Thadée Gasztowtt (8 Haziran 1881 - 22 Ocak 1936) veya Seyfeddin Bey (Osmanlıca: سيفددڭ بك) Fransa doğumlu Litvanya asıllı Osmanlı, Türk ve Polonyalı diplomat, devrimci, tarihçi ve gazetecidir. Tutkulu bir Türksever olarak Osmanlı-Lehistan ilişkilerinin yeniden canlandırılması gerektiğini ısrarla savunmuş ve Osmanlı İmparatorluğu'nun sadık bir destekçisiydi; Osmanlı İmparatorluğu'nu Polonya'nın tek tarihi müttefiki olarak görüyordu. Polonyalı göçmenlerin gayrı resmi temsilcisi olarak, Avrupa'daki Polonyalıları, özellikle de Frankofon Polonyalıları düzenli olarak Osmanlı İmparatorluğu'nu desteklemeye teşvik etti.
Erken dönem
Gasztowtt, 8 Haziran 1881'de Fransa'nın Paris kentinde, soylu Litvanya kökenli Polonyalı bir siyasi göçmen ailesinin çocuğu olarak Thadée Arthur Maurice Gasztowtt adıyla dünyaya gelmiştir. Tunus'ta ölen François (1874–1904) adında bir ağabeyi vardır. Gasztowtt'un büyükbabası, Kasım Ayaklanması'na katılan Maurycy (Maurice) Gasztowtt (1809–1871),[1] 1830'larda Fransa'ya kaçmış ve bir daha Polonya'ya geri dönmemiştir. Thadée'nin babası Wacław (Venceslas) Gasztowtt'du (1844–1920),[2] La Guerche-sur-l'Aubois'te doğmuş ve Paris'te ölmüştür. Batignolles'deki Polonya Ulusal Lisesi'nde çalışmış ve 1875-1922 yılları arasında yayımlanan Bulletin Polonais adlı aylık derginin genel yayın yönetmenliğini yapmıştır. Paris merkezli dergi, Fransa'daki Polonyalı göçmenler için Polonya'nın edebi, tarihi ve siyasi durumu hakkında önemli bir bilgi kaynağıydı.[3]

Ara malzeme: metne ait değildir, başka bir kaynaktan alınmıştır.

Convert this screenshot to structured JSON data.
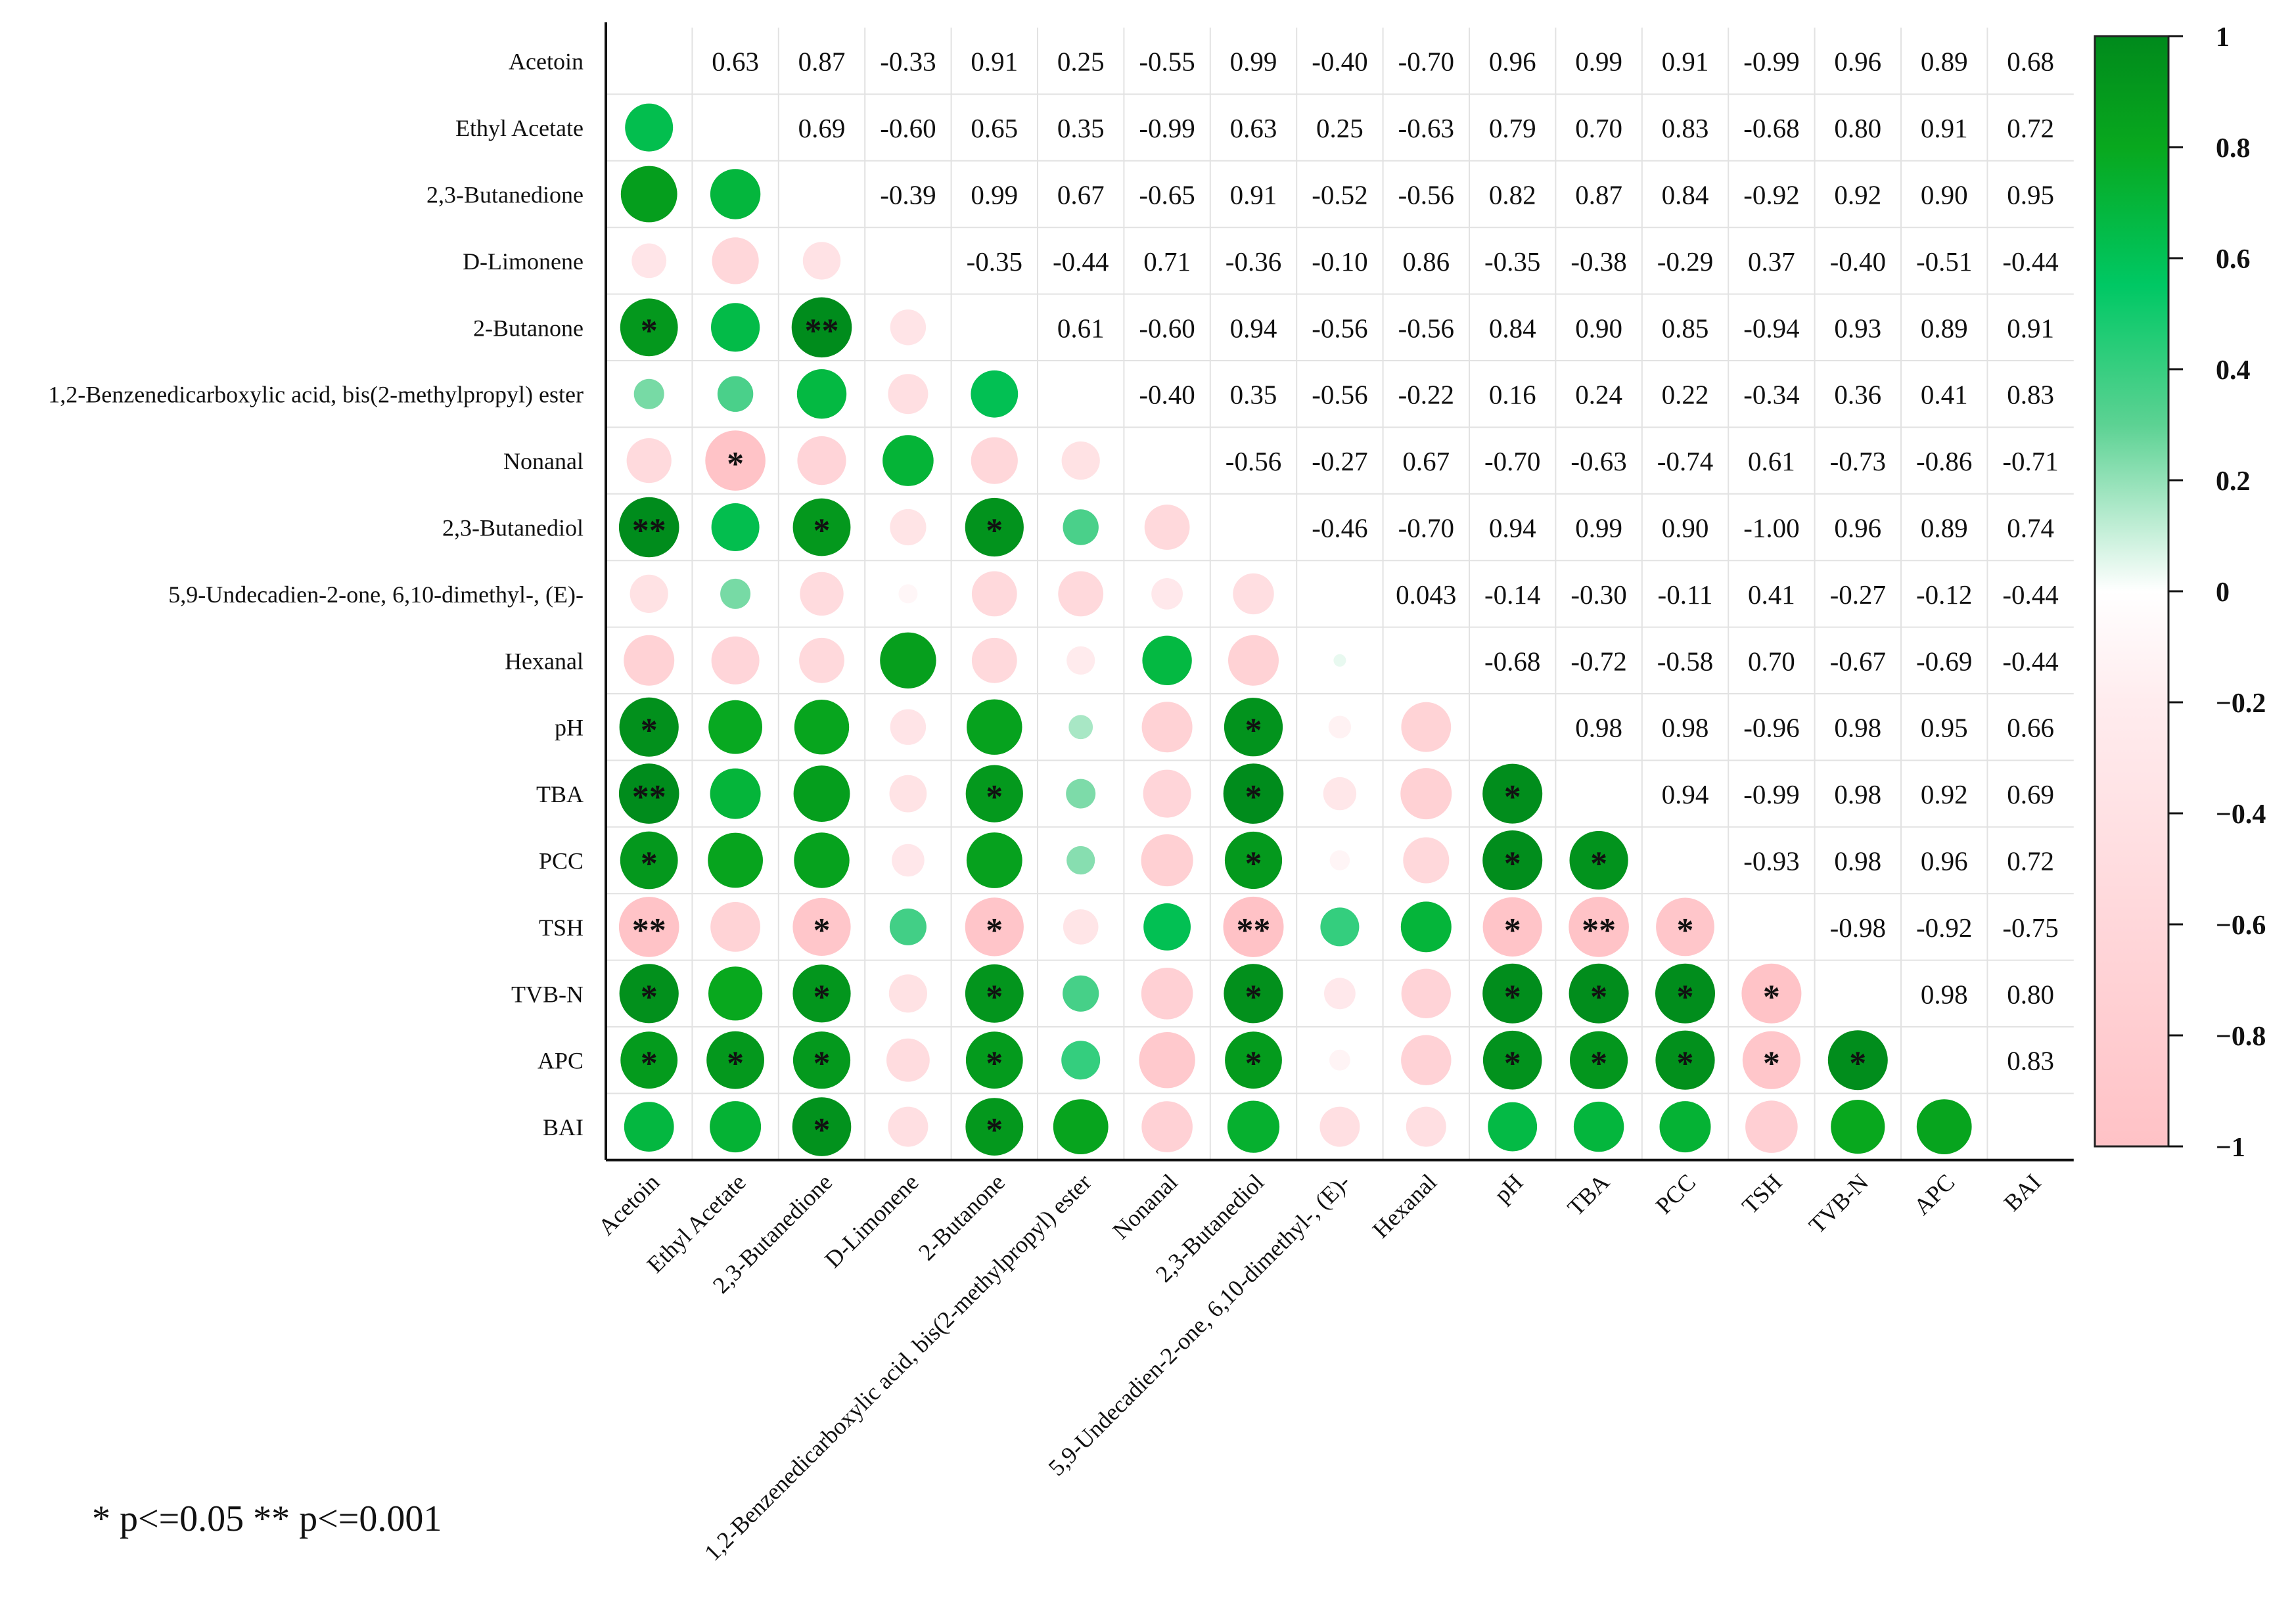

Thadée Gasztowtt, Collège Chaptal'da eğitim görmüştür. Paris Üniversitesi'nde tarih bölümüne devam etmiş, ancak mezun olmamıştır.[4] Gasztowtt da babası gibi Bulletin Polonais'de gazeteci olarak çalışmıştır. Bu dönemde Polonya'nın Osmanlı İmparatorluğu ile olan ilişkileri hakkında yazmaya başlamıştır. Başlıca odak noktaları yüzyıllardır süregelen yerleşik ilişkilerden kaynaklanan Polonya-Osmanlı dostluğu, her iki ülkenin yüzyıllardır ortak sınırları paylaşması ve dolayısıyla ortak düşmanlara ve karşılıklı çıkarlara sahip olması, 19. yüzyılda Polonyalı göçmenlerin Osmanlı İmparatorluğu'na kabul edilmesi nedeniyle her iki ülke arasında bir yakınlaşmaya ihtiyaç vardı.[5][6]

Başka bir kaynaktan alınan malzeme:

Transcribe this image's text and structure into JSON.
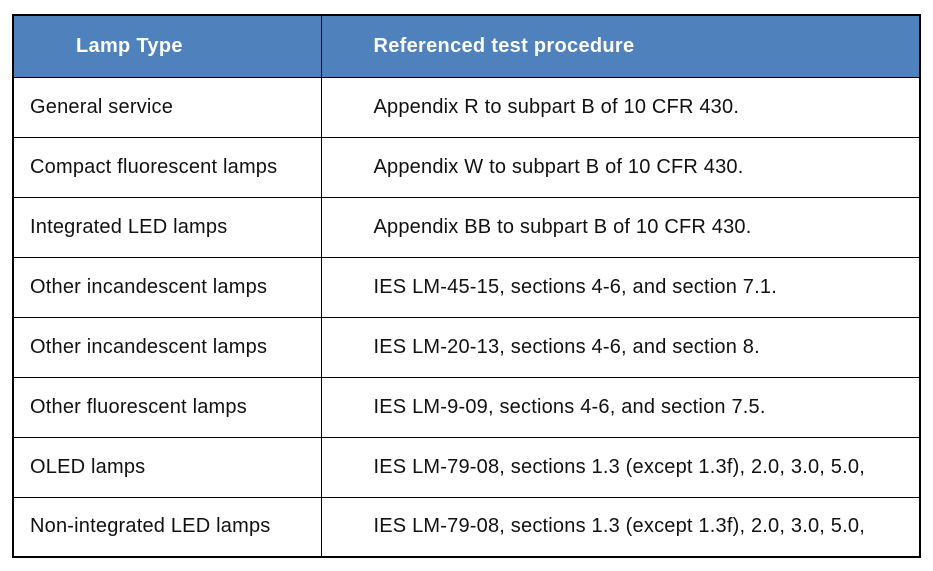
{
  "table": {
    "headers": [
      "Lamp Type",
      "Referenced test procedure"
    ],
    "rows": [
      [
        "General service",
        "Appendix R to subpart B of 10 CFR 430."
      ],
      [
        "Compact fluorescent lamps",
        "Appendix W to subpart B of 10 CFR 430."
      ],
      [
        "Integrated LED lamps",
        "Appendix BB to subpart B of 10 CFR 430."
      ],
      [
        "Other incandescent lamps",
        "IES LM-45-15, sections 4-6, and section 7.1."
      ],
      [
        "Other incandescent lamps",
        "IES LM-20-13, sections 4-6, and section 8."
      ],
      [
        "Other fluorescent lamps",
        "IES LM-9-09, sections 4-6, and section 7.5."
      ],
      [
        "OLED lamps",
        "IES LM-79-08, sections 1.3 (except 1.3f), 2.0, 3.0, 5.0,"
      ],
      [
        "Non-integrated LED lamps",
        "IES LM-79-08, sections 1.3 (except 1.3f), 2.0, 3.0, 5.0,"
      ]
    ],
    "colors": {
      "header_bg": "#4f81bd",
      "header_text": "#ffffff",
      "body_text": "#111111",
      "border": "#000000",
      "page_bg": "#ffffff"
    }
  }
}
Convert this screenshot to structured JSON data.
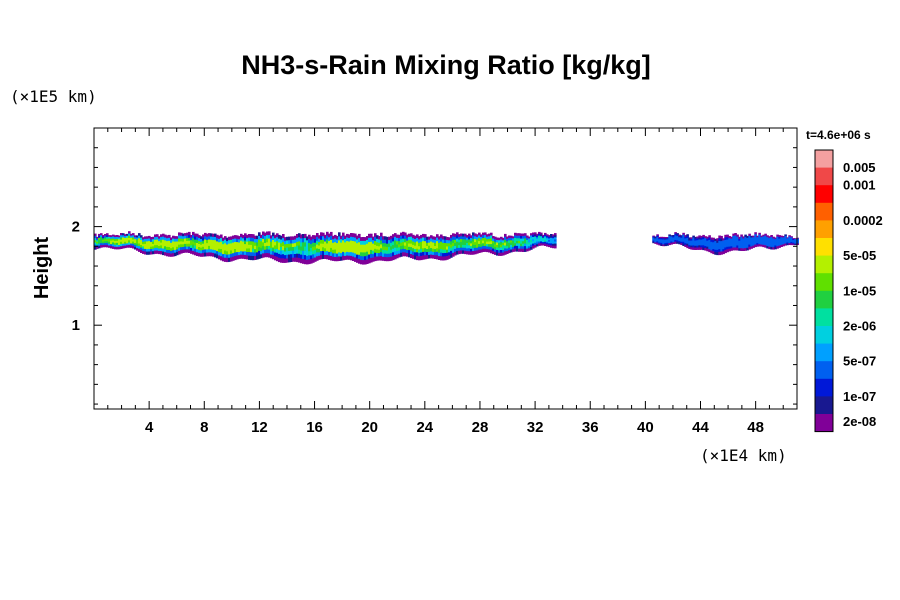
{
  "chart_data": {
    "type": "heatmap",
    "title": "NH3-s-Rain Mixing Ratio [kg/kg]",
    "ylabel": "Height",
    "xlabel": "",
    "x_unit": "(×1E4 km)",
    "y_unit": "(×1E5 km)",
    "time_label": "t=4.6e+06 s",
    "xlim": [
      0,
      51
    ],
    "ylim": [
      0.15,
      3.0
    ],
    "x_ticks": [
      4,
      8,
      12,
      16,
      20,
      24,
      28,
      32,
      36,
      40,
      44,
      48
    ],
    "x_tick_labels": [
      "4",
      "8",
      "12",
      "16",
      "20",
      "24",
      "28",
      "32",
      "36",
      "40",
      "44",
      "48"
    ],
    "y_ticks": [
      1,
      2
    ],
    "y_tick_labels": [
      "1",
      "2"
    ],
    "legend": {
      "labels": [
        "0.005",
        "0.001",
        "0.0002",
        "5e-05",
        "1e-05",
        "2e-06",
        "5e-07",
        "1e-07",
        "2e-08"
      ],
      "colors": [
        "#f4a0a0",
        "#f04848",
        "#ff0000",
        "#ff6000",
        "#ffa000",
        "#ffe000",
        "#b4f000",
        "#60e000",
        "#20d040",
        "#00e0a0",
        "#00d0e0",
        "#00a0ff",
        "#0060f0",
        "#0018d8",
        "#181890",
        "#800098"
      ]
    },
    "regions": [
      {
        "x_start": 0.0,
        "x_end": 33.5,
        "y_bottom": 1.65,
        "y_top": 1.97,
        "max_level": 6,
        "label": "main-band"
      },
      {
        "x_start": 40.5,
        "x_end": 51.0,
        "y_bottom": 1.75,
        "y_top": 1.96,
        "max_level": 12,
        "label": "right-band"
      }
    ],
    "hotspots": [
      {
        "x": 2.5,
        "y": 1.86,
        "level": 9
      },
      {
        "x": 5.0,
        "y": 1.83,
        "level": 8
      },
      {
        "x": 9.5,
        "y": 1.8,
        "level": 7
      },
      {
        "x": 13.5,
        "y": 1.85,
        "level": 9
      },
      {
        "x": 18.5,
        "y": 1.8,
        "level": 6
      },
      {
        "x": 24.0,
        "y": 1.83,
        "level": 9
      },
      {
        "x": 28.5,
        "y": 1.85,
        "level": 10
      },
      {
        "x": 49.0,
        "y": 1.86,
        "level": 11
      }
    ]
  }
}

Osmanlı İmparatorluğu'nda hayatı
Gasztowtt, 1907 yılında gazetecilik ve Fransızca öğretmenliği yapmak üzere İstanbul'a gelmiştir. 20. yüzyılın başlarında Osmanlı İmparatorluğu'ndaki mutlak monarşinin yerini meşruti bir hükümetle değiştirmeyi savunan siyasi reform hareketi olan Jön Türkler'in ateşli bir destekçisiydi. 1908 Jön Türk Devrimi'nden sonra Osmanlı kamusal alanında faaliyet göstermeye başlamıştır.[7]

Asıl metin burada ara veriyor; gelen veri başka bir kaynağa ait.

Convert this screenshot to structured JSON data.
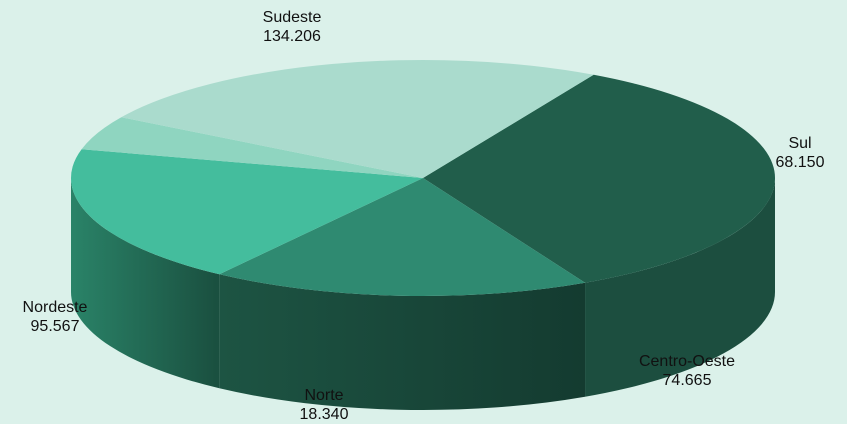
{
  "chart_data": {
    "type": "pie",
    "title": "",
    "slices": [
      {
        "name": "Sudeste",
        "label": "134.206",
        "value": 134206,
        "color": "#215e4b"
      },
      {
        "name": "Sul",
        "label": "68.150",
        "value": 68150,
        "color": "#2f8a71"
      },
      {
        "name": "Centro-Oeste",
        "label": "74.665",
        "value": 74665,
        "color": "#44bd9d"
      },
      {
        "name": "Norte",
        "label": "18.340",
        "value": 18340,
        "color": "#8fd5c0"
      },
      {
        "name": "Nordeste",
        "label": "95.567",
        "value": 95567,
        "color": "#aadbcd"
      }
    ]
  }
}
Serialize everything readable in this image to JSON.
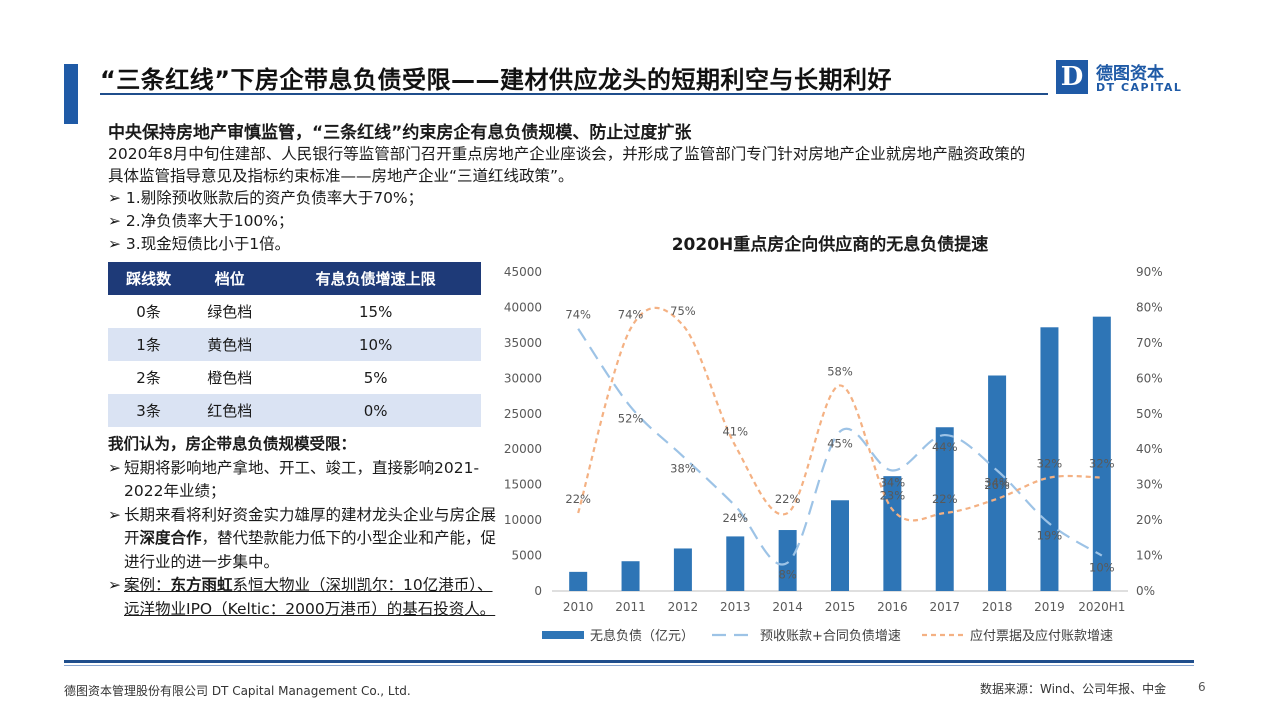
{
  "header": {
    "title": "“三条红线”下房企带息负债受限——建材供应龙头的短期利空与长期利好",
    "logo_cn": "德图资本",
    "logo_en": "DT CAPITAL",
    "logo_mark": "D"
  },
  "section": {
    "subtitle": "中央保持房地产审慎监管，“三条红线”约束房企有息负债规模、防止过度扩张",
    "paragraph": "2020年8月中旬住建部、人民银行等监管部门召开重点房地产企业座谈会，并形成了监管部门专门针对房地产企业就房地产融资政策的具体监管指导意见及指标约束标准——房地产企业“三道红线政策”。",
    "bullets": [
      "➢ 1.剔除预收账款后的资产负债率大于70%；",
      "➢ 2.净负债率大于100%；",
      "➢ 3.现金短债比小于1倍。"
    ]
  },
  "table": {
    "headers": [
      "踩线数",
      "档位",
      "有息负债增速上限"
    ],
    "rows": [
      [
        "0条",
        "绿色档",
        "15%"
      ],
      [
        "1条",
        "黄色档",
        "10%"
      ],
      [
        "2条",
        "橙色档",
        "5%"
      ],
      [
        "3条",
        "红色档",
        "0%"
      ]
    ]
  },
  "opinion": {
    "heading": "我们认为，房企带息负债规模受限：",
    "arrow": "➢",
    "item1": "短期将影响地产拿地、开工、竣工，直接影响2021-2022年业绩；",
    "item2_a": "长期来看将利好资金实力雄厚的建材龙头企业与房企展开",
    "item2_bold": "深度合作",
    "item2_b": "，替代垫款能力低下的小型企业和产能，促进行业的进一步集中。",
    "item3_a": "案例：",
    "item3_bold": "东方雨虹",
    "item3_b": "系恒大物业（深圳凯尔：10亿港币）、远洋物业IPO（Keltic：2000万港币）的基石投资人。"
  },
  "chart_data": {
    "type": "bar",
    "title": "2020H重点房企向供应商的无息负债提速",
    "categories": [
      "2010",
      "2011",
      "2012",
      "2013",
      "2014",
      "2015",
      "2016",
      "2017",
      "2018",
      "2019",
      "2020H1"
    ],
    "y_left": {
      "min": 0,
      "max": 45000,
      "ticks": [
        "0",
        "5000",
        "10000",
        "15000",
        "20000",
        "25000",
        "30000",
        "35000",
        "40000",
        "45000"
      ]
    },
    "y_right": {
      "min": 0,
      "max": 90,
      "ticks": [
        "0%",
        "10%",
        "20%",
        "30%",
        "40%",
        "50%",
        "60%",
        "70%",
        "80%",
        "90%"
      ]
    },
    "series": [
      {
        "name": "无息负债（亿元）",
        "kind": "bar",
        "axis": "left",
        "color": "#2e75b6",
        "values": [
          2700,
          4200,
          6000,
          7700,
          8600,
          12800,
          16200,
          23100,
          30400,
          37200,
          38700
        ]
      },
      {
        "name": "预收账款+合同负债增速",
        "kind": "line",
        "axis": "right",
        "color": "#9dc3e6",
        "dash": "long",
        "values": [
          74,
          52,
          38,
          24,
          8,
          45,
          34,
          44,
          34,
          19,
          10
        ],
        "labels": [
          "74%",
          "52%",
          "38%",
          "24%",
          "8%",
          "45%",
          "34%",
          "44%",
          "34%",
          "19%",
          "10%"
        ]
      },
      {
        "name": "应付票据及应付账款增速",
        "kind": "line",
        "axis": "right",
        "color": "#f4b183",
        "dash": "short",
        "values": [
          22,
          74,
          75,
          41,
          22,
          58,
          23,
          22,
          26,
          32,
          32
        ],
        "labels": [
          "22%",
          "74%",
          "75%",
          "41%",
          "22%",
          "58%",
          "23%",
          "22%",
          "26%",
          "32%",
          "32%"
        ]
      }
    ],
    "legend_position": "bottom",
    "grid": false
  },
  "footer": {
    "company": "德图资本管理股份有限公司  DT Capital Management  Co., Ltd.",
    "source": "数据来源：Wind、公司年报、中金",
    "page": "6"
  }
}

Gasztowtt, İkinci Meşrutiyet döneminde İstanbul merkezli çok sayıda İttihat ve Terakki (İTC) yanlısı gazetede tanınmış bir gazeteci olarak çalışmıştır. Alman oryantalistMartin Hartmann tarafından Türkiye siyasetinde rol almak isteyen Avrupalılardan biri olarak tanımlanmaktadır. Gasztowtt, İslam'a geçtikten sonra Osmanlı İmparatorluğu'nda "Seyfeddin" veya "Seyfeddin T. Gasztowtt" adıyla anılmıştır.[8] Özellikle 29 Nisan-24 Haziran 1910 tarihleri arasında Mısırlı milliyetçi Hüseyin Hasib Bey'le birlikte, hükümet yanlısı iki haftada bir çıkan Kürsi-i Milel (La Tribune des Peuples) adlı dergiyi yayımlamıştır. Derginin temel amacı, Osmanlı halkına Müslüman ülkeler ve sömürgecilik altında zulüm gören halklar hakkında bilgi vermek ve ülkenin uluslararası meseleleri hakkında haber yapmaktı.[9]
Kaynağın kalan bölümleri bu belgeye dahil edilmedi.